Chatting in Secret
The Intercept has an article entitled Chatting in Secret While We’re All Being Watched that’s a good read for anyone interested in how to keep communications private. It was written by Micah Lee, who works with Glenn Greenwald to ensure their communications with Edward Snowden are private.
Even if you don’t want to read the detailed technical instructions on how to go about it, at least read the first part of the article that explains at a high level how communications can be intercepted, and the steps needed to stop that risk.
Communicating in secret is not easy. It takes effort to set it up, and it’s easy to slip up along the way. As is usually the case in any kind of security – physical or electronic – it’s about raising the difficulty level for someone to breach the security. The more efforts someone might take to try to intercept your communications, the more work it takes to keep it secret. For example, you raise the sophistication level of the thief who might burglarize your house as you increase security – from locking your doors, to deadbolts, to break resistant glass, to alarms, etc. It doesn’t take much extra security to make the thief go to another house, but it may take a lot more if a thief wants something specific in your house .
Edward Snowden’s communications, for example, require very diligent efforts, given the resources that various authorities might use to intercept those communications.
For the record, I think Snowden should be given a medal and a ticker tape parade, not jail time. I recommend watching Citizenfour, the documentary about Snowden that won the Academy Award for Best Documentary Feature at the 2015 Oscars. Also to read security expert Bruce Schneier’s book Data and Goliath: The Hidden Battles to Collect Your Data and Control Your World. Another book to put this into context in Canada (based on my read of the introduction – I haven’t made it farther than that yet) is Law, Privacy and Surveillance in Canada in the Post-Snowden Era, edited by Michael Geist.
I challenge anyone to watch/read those and not be creeped out.
Creeped out — and depressed. Just think about it for a moment: all — all — of our online behaviour is being surveilled. We have slid incrementally from a situation where privacy was the norm to one where the panopticon has five eyes and they’re on all of us. And this piece doesn’t even get to whether you can secure telephonic communication, surely an even more common means of communication for lawyers. It’s well past time for law societies in conjunction with the CBA to plan and develop and maintain robust techniques and, if necessary, apps and hardware, to keep members’ communications private and confidential, a prime requirement in practice.

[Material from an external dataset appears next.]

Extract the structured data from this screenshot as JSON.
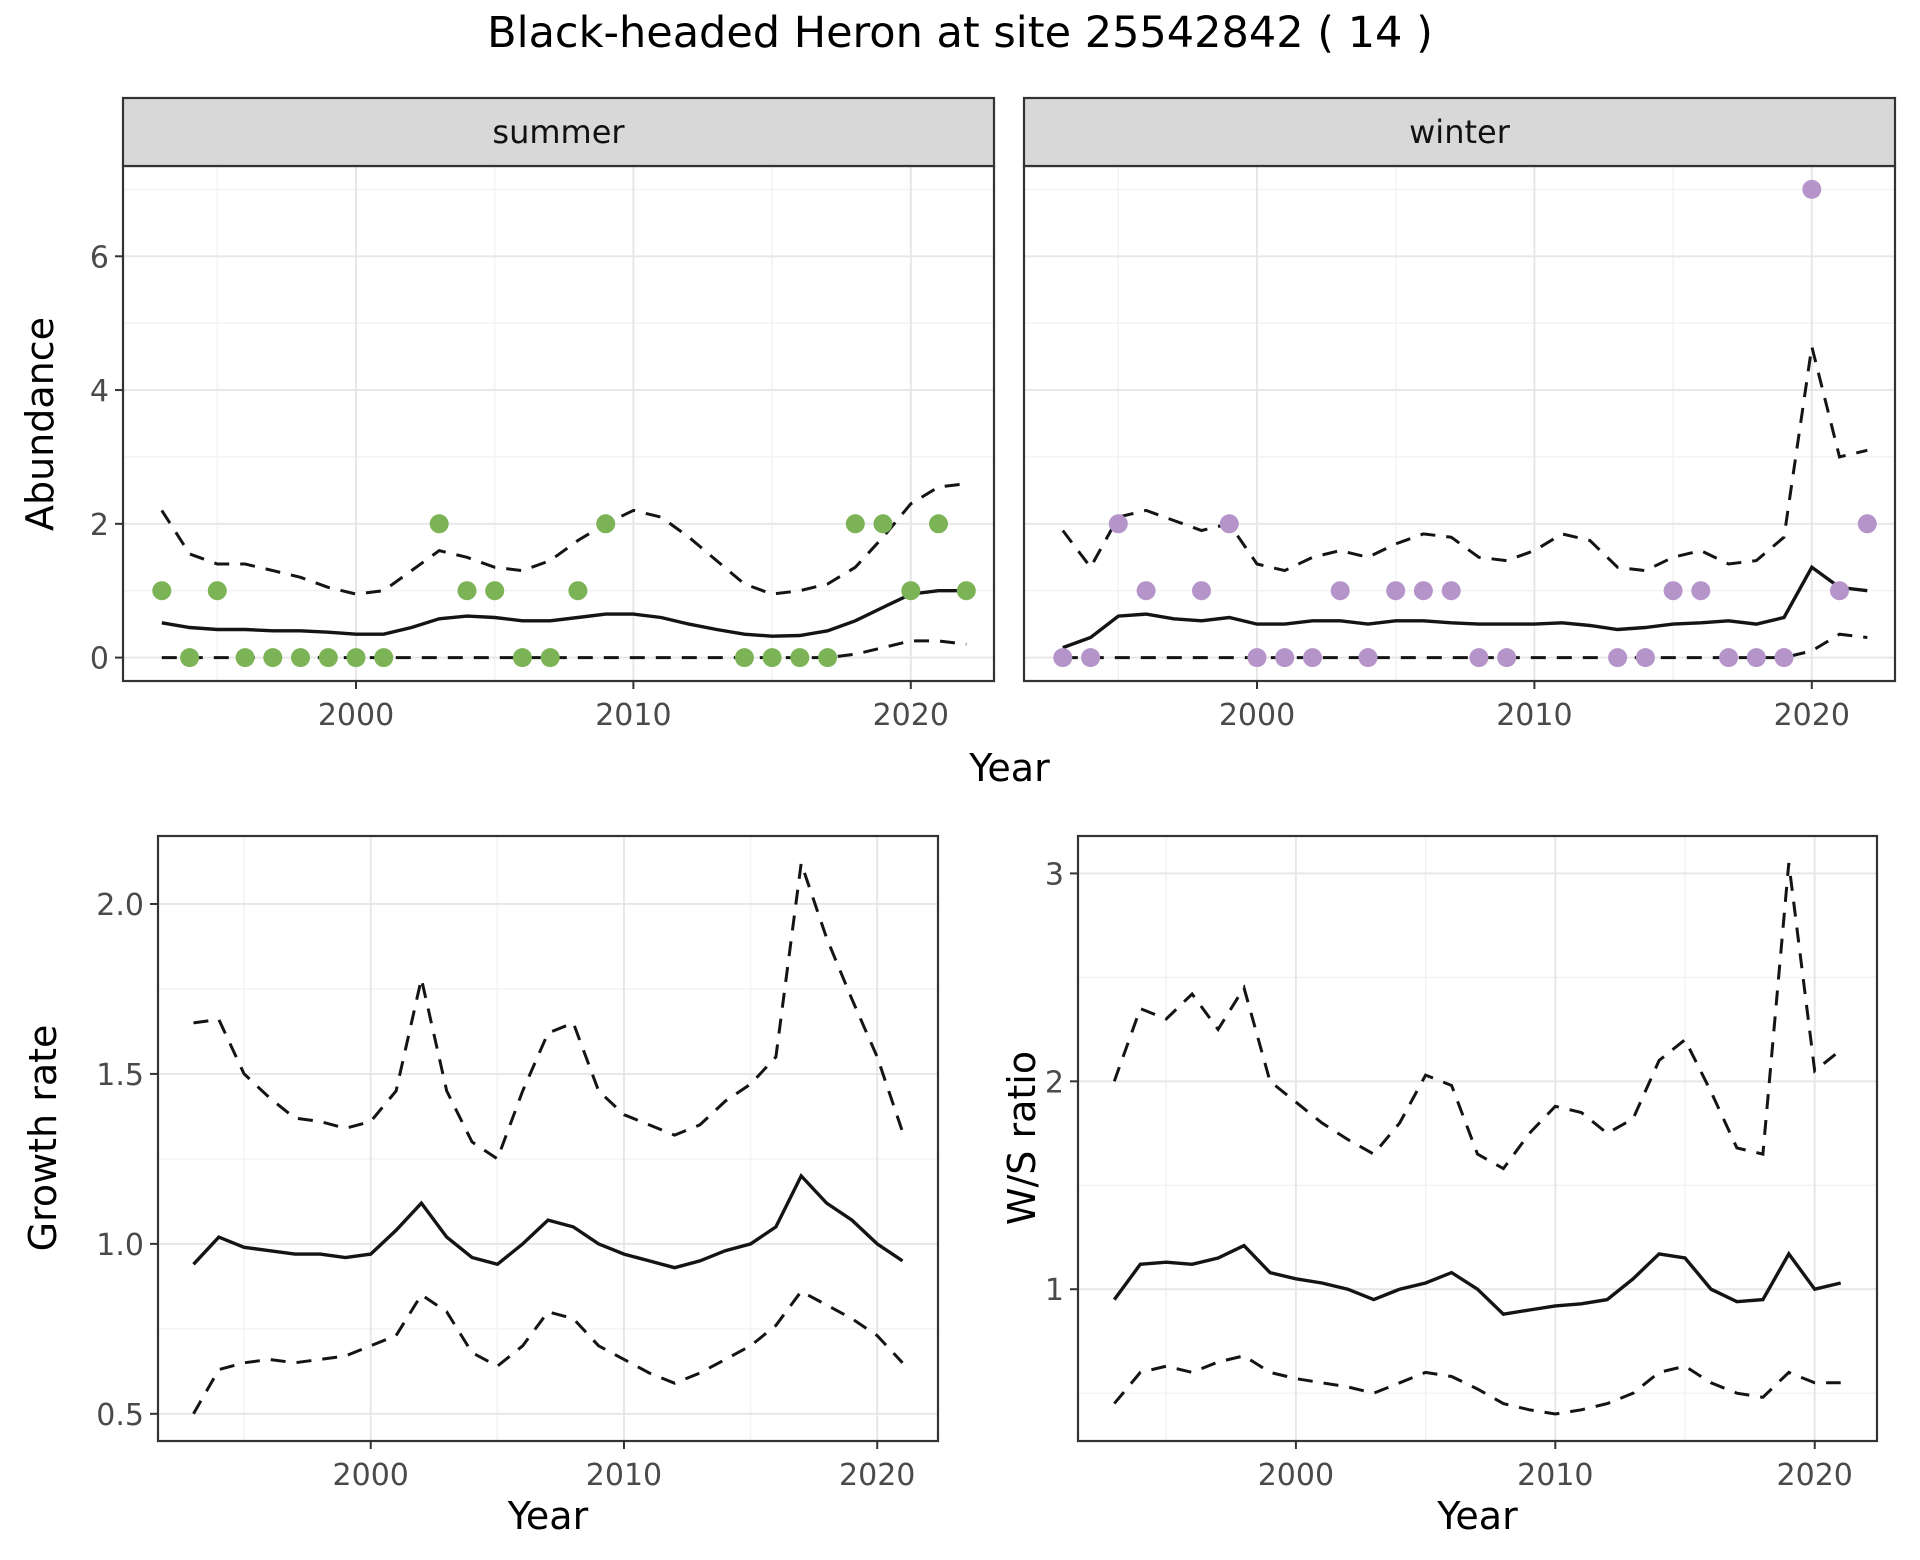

In my view, law has two principal functions in society: to assist in the creation of wealth and to act as a counterweight to power (corporate or state), and of these the latter is the more important. The ability to communicate without fear of eavesdroppers and spies is essential to this critical role.
“[L]aw has two principal functions in society: to assist in the creation of wealth and to act as a counterweight to power (corporate or state)”. Perhaps the function of law as a counterweight to power (corporate or state) might be more effective were the function to be to ensure the prospering of the many rather than assisting in the creation of wealth.
On Simon’s point about the creation of infrastructure for secure communications, see the recommendation of the National PKI Group for the Federation of Canadian Law Societies, February 2000 (http://www.lsuc.on.ca/media/techtaskfrcerpt.PDF), in part:
Momentum is developing in the private sector and among individual law societies to provide electronic certification. The national PKI group is unanimous in its opinion that a nationally coordinated PKI needs to be
established this year if it is established by the law societies.
The single issue most likely to undermine such an initiative is lack of understanding and the subsequent likelihood of failure to act. Further, the members of the national PKI group believe that PKI should not been seen as a technology issue, but rather as a function related to the mandate of law societies in Canada.
PKI is a law society issue for four reasons. First, PKI is a core function because law societies issue and police the credentials of lawyers and in an online communications environment law societies should continue to do so. Second, PKI is an independence issue because in the absence of the law societies creating a national PKI infrastructure, the private sector will, and this, inevitably, will result in a loss of independence. Third, certifying authorities must be trustworthy: law societies are endowed with that public trust by legislation and should maintain that trust relationship in the online environment. Fourth, PKI is a public interest issue because the public is inexorably opting in favour of e-commerce, and clients need the ability to conduct business electronically: it is in the public interest that law societies facilitate clients doing business on line with each other, and with businesses, and governments. In doing so, they should be able to access the services of their counsel securely and with trust. A PKI infrastructure sponsored by lawyers will do this.
The creepiest part, in my opinion, is that my usual motel chain uses this same kind of hacking technology (forged security certificates) and a man-in-the-middle attack as part of their wi-fi log-in scheme, and doesn’t even realize they’re doing anything wrong.